Here’s the set-up: I only mystery shop Ford dealers, and I almost always mystery shop for an F-150. But this week I got the wild urge to do something different. I had two stores to shop so I sent the same request to both: the female shopper clicked the “Get Info” button on a specific 2012 Ford Focus in the dealer’s inventory and, in the Comments/Questions box, wrote “Does this one have a sunroof?”
Here is how Store # 1 replied:
This particular Focus doesn't have the sunroof. There are only a couple hatchbacks in entire country with sunroofs right now. Is there any other design that you want, or did you want me to notify you when we come across one?
Ouch! He pretty much shut me down, didn't he? He said “No” to my question (This particular Focus doesn't have the sunroof), then told me “No” again (There are only a couple hatchbacks in entire country with sunroofs right now), then drove the ball back into my court (Is there any other design that you want, or did you want me to notify you when we come across one?).
In this situation, the shopper’s path of least resistance is to simply hit “Delete” and walk away from both this dealership and further interest in the 2012 Ford Focus. :-(
So imagine my utter surprise and delight when, a few minutes later, Store # 2 replied like this:
Good morning Mystery Shopper!
Thank you for your inquiry on the 2012 Ford Focus. I did check the availability on this unit and as of now it is available. We do however have customers looking at it, but no strong deals as of yet. You asked if this unit had a sunroof, but it does not. It is a beautiful vehicle and very well equipped for an SE. I don't think you will be disappointed with the new Focus. Have you have the opportunity to drive one yet? If not, can you stop in this morning for a full demo and test drive or would this afternoon be better for you? Please give me a call and I'll answer any other questions that you may have. Thanks Mystery Shopper and I look forward to hearing from you.
Wow! Same car, same shopper, same exact situation but two completely different replies. Salesman # 2 is so upbeat and smooth and has so much forward momentum going that I’ve already forgotten about the sunroof. He is selling urgency (…it is available. We do however have customers looking at it) , he is selling the product (It is a beautiful vehicle and very well equipped…) and he is selling the appointment (Have you have the opportunity to drive one yet? ). A three pointer!

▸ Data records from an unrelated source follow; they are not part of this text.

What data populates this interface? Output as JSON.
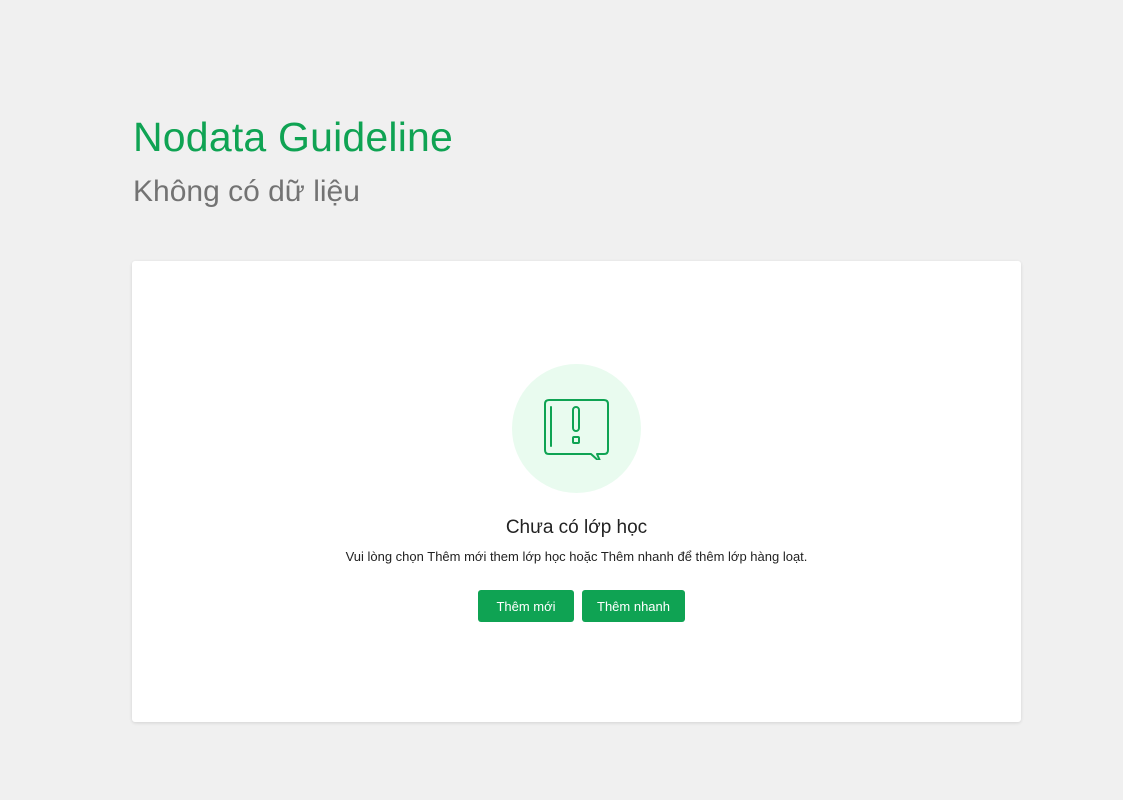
{
  "header": {
    "title": "Nodata Guideline",
    "subtitle": "Không có dữ liệu"
  },
  "empty_state": {
    "icon": "message-alert-icon",
    "title": "Chưa có lớp học",
    "description": "Vui lòng chọn Thêm mới them lớp học hoặc Thêm nhanh để thêm lớp hàng loạt.",
    "buttons": {
      "add_new": "Thêm mới",
      "quick_add": "Thêm nhanh"
    }
  },
  "colors": {
    "accent": "#0fa353",
    "icon_background": "#e9fbef",
    "page_background": "#f0f0f0",
    "subtitle": "#737373"
  }
}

In this situation, the shopper’s path of least resistance is to go with the salesman’s momentum and accept an offer for a test drive. (In fact, I’ll bet if she was too busy to come to the store that day Salesman # 2 would bring the car to her home or office instead).
If I can find any fault in this letter (and, sadly, I must) it’s that there is no reference to price or price range. So he loses a point for that, but otherwise, I think this is a great FQR (First Quality Response) letter. Anyone agree? Disagree?
I know without question that Salesman #1 was trying to be helpful and did not intend his reply to come off the way it did. But, unfortunately, it did.
So here’s an idea: before we hit the “Send” button, let's pause and ask ourselves, “After he/she reads my email, what will the recipient’s path of least resistance be? To bail on me? Or to go with my momentum?”
As my friend Ronnie Cohen used to say, “Are we making it easy for people to buy a car from us?”